En quelques mots, pouvez-vous nous présenter Survey Copter, et votre rôle au sein de l’entreprise ?

Survey Copter est une société française, basée à Pierrelatte, dans le département de la Drôme. Filiale du groupe Airbus, elle est spécialisée dans le design, la fabrication et le maintien en conditions opérationnelles de systèmes de drones tactiques légers. Elle dispose d’une longue expérience dans le secteur de la défense. En près de vingt ans, elle a remporté deux contrats de fourniture de drones tactiques légers auprès des forces françaises : le drone de reconnaissance au contact (DRAC) et le système de mini-drone Marine (SMDM). J’en suis le CEO depuis le mois de septembre 2022, après avoir officié sur des programmes hélicoptère au sein d’Airbus Helicopters.

Lors du conflit ukrainien, des dizaines de modèles de drones légers ont été déployés, certains dans des usages tactiques jusqu’alors inédits. Que retenez-vous de ce conflit, et de l’impact qu’il a sur le marché des drones tactiques ?

Nous constatons, comme tout le monde, que la guerre en Ukraine est la première guerre de haute intensité où les drones tactiques, même civils, sont utilisés de façon importante. Furtifs, faciles à opérer, bon marché…, ce sont des multiplicateurs de force.

La plupart des drones tactiques sont utilisés à des fins de reconnaissance, de désignation d’objectifs et de surveillance. Les autres, généralement les plus médiatisés, remplissent des missions d’attaque. D’après les informations délivrées dans la presse et par les organismes d’études, les Ukrainiens et les Russes ont recours à plusieurs types d’engins : drones à voilure tournante, drones à voilure fixe et, plus récemment, ce que l’on pourrait nommer des « munitions téléopérées ».

Chacun de ces modèles apporte un avantage « mission ». Les plus petits, à voilure tournante, peuvent pratiquer le vol stationnaire même s’ils disposent d’une autonomie et d’une capacité d’emport réduites. Les voilures fixes, selon la taille du vecteur, peuvent remplir des missions de guidage d’artillerie, de battle damage assessment – en français, on parlerait d’« évaluation des dommages » – ou plus vastement de surveillance de zone. Certains disposent en sus de capacités de tir de munitions légères.

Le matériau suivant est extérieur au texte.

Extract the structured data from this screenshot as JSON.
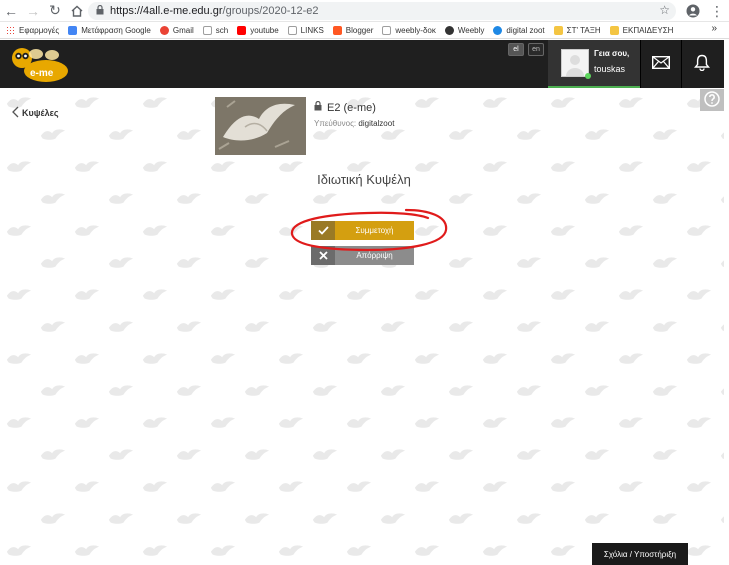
{
  "browser": {
    "url_host": "https://4all.e-me.edu.gr",
    "url_path": "/groups/2020-12-e2",
    "bookmarks": [
      {
        "label": "Εφαρμογές",
        "color": "#e8453c"
      },
      {
        "label": "Μετάφραση Google",
        "color": "#4285f4"
      },
      {
        "label": "Gmail",
        "color": "#ea4335"
      },
      {
        "label": "sch",
        "color": "#9e9e9e"
      },
      {
        "label": "youtube",
        "color": "#ff0000"
      },
      {
        "label": "LINKS",
        "color": "#9e9e9e"
      },
      {
        "label": "Blogger",
        "color": "#ff5722"
      },
      {
        "label": "weebly-δοκ",
        "color": "#9e9e9e"
      },
      {
        "label": "Weebly",
        "color": "#333333"
      },
      {
        "label": "digital zoot",
        "color": "#1e88e5"
      },
      {
        "label": "ΣΤ' ΤΑΞΗ",
        "color": "#f4c542"
      },
      {
        "label": "ΕΚΠΑΙΔΕΥΣΗ",
        "color": "#f4c542"
      }
    ],
    "more_label": "»"
  },
  "header": {
    "logo_text": "e-me",
    "lang_el": "el",
    "lang_en": "en",
    "greeting": "Γεια σου,",
    "username": "touskas"
  },
  "hive": {
    "back_label": "Κυψέλες",
    "title": "E2 (e-me)",
    "owner_label": "Υπεύθυνος:",
    "owner_name": "digitalzoot",
    "heading": "Ιδιωτική Κυψέλη",
    "join_label": "Συμμετοχή",
    "decline_label": "Απόρριψη"
  },
  "footer": {
    "feedback_label": "Σχόλια / Υποστήριξη"
  },
  "colors": {
    "header_bg": "#1f1f1f",
    "join": "#d49f10",
    "decline": "#8c8c8c",
    "annotation": "#e01b1b",
    "online": "#5cd65c"
  }
}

Les informations qui nous parviennent sur tous les drones utilisés en Ukraine sont un très bon retour d’expérience opérationnelle pour les développements futurs. Mais il ne faut pas oublier que le fait de faire voler des aéronefs non habités demande de grandes responsabilités en matière de soutenabilité et de navigabilité. Et que ces dernières font partie des prérequis pour les marchés européens.

Sur le plan technologique, les drones évoluent très rapidement. Quelles sont les grandes tendances actuelles, et surtout à venir, dans votre secteur d’activité ?

Par le passé, un drone tactique était utilisé pour remplir une mission. Aujourd’hui, les armées en font un usage plus hétéroclite qui nécessite des drones capables de remplir plusieurs missions à la fois. Logiquement, il est attendu des constructeurs de drones une modularité plus importante.

Que l’on veuille plus d’autonomie, plus de discrétion, des capacités d’emport renforcées, tout cela évoluant selon le théâtre d’opérations, les conditions de la mission…, tous ces paramètres ont une incidence sur chacun des éléments qui composent le système de drones tactiques.

Cela peut avoir une incidence sur le vecteur lui-­même : sa taille, son poids, son mode de propulsion, sa voilure, mais aussi sa liaison de données, dont on attend à raison une sécurisation optimale. La station au sol doit être adaptée à chaque force, et être modulable. En fonction des demandes, il faut aussi étudier des solutions qui permettent d’opérer le drone tactique dans des zones où le signal GPS serait brouillé. Même chose pour le type de propulsion : nous savons qu’un moteur électrique permet une grande discrétion, mais qu’un moteur thermique offre de plus grandes capacités d’endurance… Tout est une question de besoin.

Et il en va de même pour les charges utiles. Pour une mission de reconnaissance ou de surveillance, il peut être pertinent d’équiper le vecteur d’une caméra à vision jour/nuit, d’un système d’identification automatique ou même, pour les drones tactiques « lourds », d’un radar. Enfin, l’emport, c’est-à-dire ce que le drone peut transporter, doit être lui aussi modulable : parle-t-on de transporter des kits de survie, des denrées alimentaires, des charges plus lourdes ? Encore une fois, il y a autant d’options qu’il y a de missions. Ce qui est attendu de nous, constructeurs, c’est d’offrir un spectre de modularité suffisant pour que les drones tactiques dont s’équiperont les forces leur permettent de remplir une large palette de missions tout en apportant de solides garanties en termes de réglementation, de navigabilité et de sécurité.

En France, une actualisation de la Loi de programmation militaire (LPM) est prévue. D’après votre expérience, de quel type d’équipements pourraient avoir besoin les forces françaises dans la décennie à venir ?

Depuis 2020, nous équipons la Marine nationale, dans le cadre du contrat SMDM, en drones tactiques légers. Ce drone à usage maritime, qualifié et certifié par la Direction générale de l’armement, permet de remplir des missions d’identification, de surveillance et de reconnaissance. Nous sommes à l’écoute des besoins des forces armées et travaillons, comme je l’ai dit plus haut, à développer des solutions modulaires et agiles, à même de répondre aux demandes de tous les corps des armées. Nous ferons preuve de la même disponibilité, de la même écoute et de la même adaptabilité envers les forces françaises lorsque la LPM sera votée.

Une partie de la  base industrielle et technologique de défense rencontre en ce moment des difficultés à recruter, notamment en dehors des grands bassins industriels. Quels sont les défis de Survey Copter en matière de ressources humaines ? Et quels sont ses atouts pour séduire les nouveaux talents ?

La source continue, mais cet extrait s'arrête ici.